Closed mauriciopasquier closed 2 months ago
I read the Wikipedia post "robots.txt" and watched some videos on youtube, I think I understand the basics about the crawlers restriction but I haven't learned enough to figure out how I'd use it in this particular project. I don't think I'd restrict access to any specific file, but restricting AI crawlers from the whole website does sound rather tempting. Other than that I don't know what else I'd do.
I also explored the robots.txt of some websites like Wikipedia, Google, Youtube, and certain local pirate wiki -which doesn't have said file-. The Wikipedia file actually has comments for each set or restrictions explaining what are they for, or indications to not delete certain line, etc. -I guess the restriction management is also collaborative?- <3
On the other hand, I'm guessing there are ways to check for crawler behavior on your webpage or to detect unwanted interactions already happening?. I might research more about that later.

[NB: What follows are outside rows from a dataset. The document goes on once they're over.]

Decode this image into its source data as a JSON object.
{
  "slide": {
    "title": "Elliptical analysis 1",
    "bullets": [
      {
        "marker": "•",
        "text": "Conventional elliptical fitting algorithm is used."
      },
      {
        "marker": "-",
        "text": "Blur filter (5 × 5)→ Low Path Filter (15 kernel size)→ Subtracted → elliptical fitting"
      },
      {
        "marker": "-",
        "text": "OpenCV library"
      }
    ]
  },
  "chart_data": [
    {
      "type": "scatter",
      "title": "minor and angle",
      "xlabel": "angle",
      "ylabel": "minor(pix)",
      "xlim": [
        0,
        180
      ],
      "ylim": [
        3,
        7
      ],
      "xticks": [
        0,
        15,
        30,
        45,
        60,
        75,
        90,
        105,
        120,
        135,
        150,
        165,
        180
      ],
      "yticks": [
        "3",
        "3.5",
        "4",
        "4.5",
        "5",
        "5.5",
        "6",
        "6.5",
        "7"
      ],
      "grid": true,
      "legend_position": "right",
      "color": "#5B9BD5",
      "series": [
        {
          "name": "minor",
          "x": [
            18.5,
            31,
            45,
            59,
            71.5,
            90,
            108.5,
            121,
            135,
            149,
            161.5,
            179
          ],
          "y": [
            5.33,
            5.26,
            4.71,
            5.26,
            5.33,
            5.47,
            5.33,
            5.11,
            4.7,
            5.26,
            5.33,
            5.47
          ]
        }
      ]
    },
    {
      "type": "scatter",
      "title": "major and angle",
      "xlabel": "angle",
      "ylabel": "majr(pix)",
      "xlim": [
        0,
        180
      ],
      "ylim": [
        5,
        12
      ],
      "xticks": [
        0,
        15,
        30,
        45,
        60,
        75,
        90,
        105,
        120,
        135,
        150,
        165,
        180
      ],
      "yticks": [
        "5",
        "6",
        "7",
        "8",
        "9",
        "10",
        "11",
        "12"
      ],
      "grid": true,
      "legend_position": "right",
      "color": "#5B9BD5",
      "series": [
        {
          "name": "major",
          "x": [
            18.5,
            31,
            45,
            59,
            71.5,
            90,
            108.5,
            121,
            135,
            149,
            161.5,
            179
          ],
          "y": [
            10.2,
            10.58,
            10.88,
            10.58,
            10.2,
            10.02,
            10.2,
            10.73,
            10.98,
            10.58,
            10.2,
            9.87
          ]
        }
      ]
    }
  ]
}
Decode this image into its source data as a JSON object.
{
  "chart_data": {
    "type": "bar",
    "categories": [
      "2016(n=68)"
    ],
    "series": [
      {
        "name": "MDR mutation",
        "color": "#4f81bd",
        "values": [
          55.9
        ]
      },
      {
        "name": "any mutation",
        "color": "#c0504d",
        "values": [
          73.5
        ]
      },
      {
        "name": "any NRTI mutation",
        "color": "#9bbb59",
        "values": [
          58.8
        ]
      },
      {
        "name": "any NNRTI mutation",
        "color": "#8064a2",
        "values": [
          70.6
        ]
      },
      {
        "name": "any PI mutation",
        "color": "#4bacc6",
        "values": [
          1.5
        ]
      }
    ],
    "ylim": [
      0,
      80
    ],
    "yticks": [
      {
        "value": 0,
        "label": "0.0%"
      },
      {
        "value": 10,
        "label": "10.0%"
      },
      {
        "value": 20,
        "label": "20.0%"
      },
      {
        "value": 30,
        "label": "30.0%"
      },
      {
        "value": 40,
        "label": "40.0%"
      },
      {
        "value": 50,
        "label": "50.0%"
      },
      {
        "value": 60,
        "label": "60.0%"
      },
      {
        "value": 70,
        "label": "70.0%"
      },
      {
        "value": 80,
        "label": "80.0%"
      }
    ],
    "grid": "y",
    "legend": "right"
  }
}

restricting AI crawlers from the whole website does sound rather tempting. Other than that I don't know what else I'd do.
That's more than enough for me! The idea was to do something very deployment-related while also learning a bit about web history ^^
The Wikipedia file actually has comments for each set or restrictions explaining what are they for, or indications to not delete certain line, etc. -I guess the restriction management is also collaborative?- <3
Awesome, I never thought of checking the wikipedia file! I assume the comments are for other sysadmins though, I don't think regular users have access to that
On the other hand, I'm guessing there are ways to check for crawler behavior on your webpage or to detect unwanted interactions already happening?. I might research more about that later.
Yes, but that would be for a sysadmin role and I think out of the scope of this project :P
And add a basic robots file.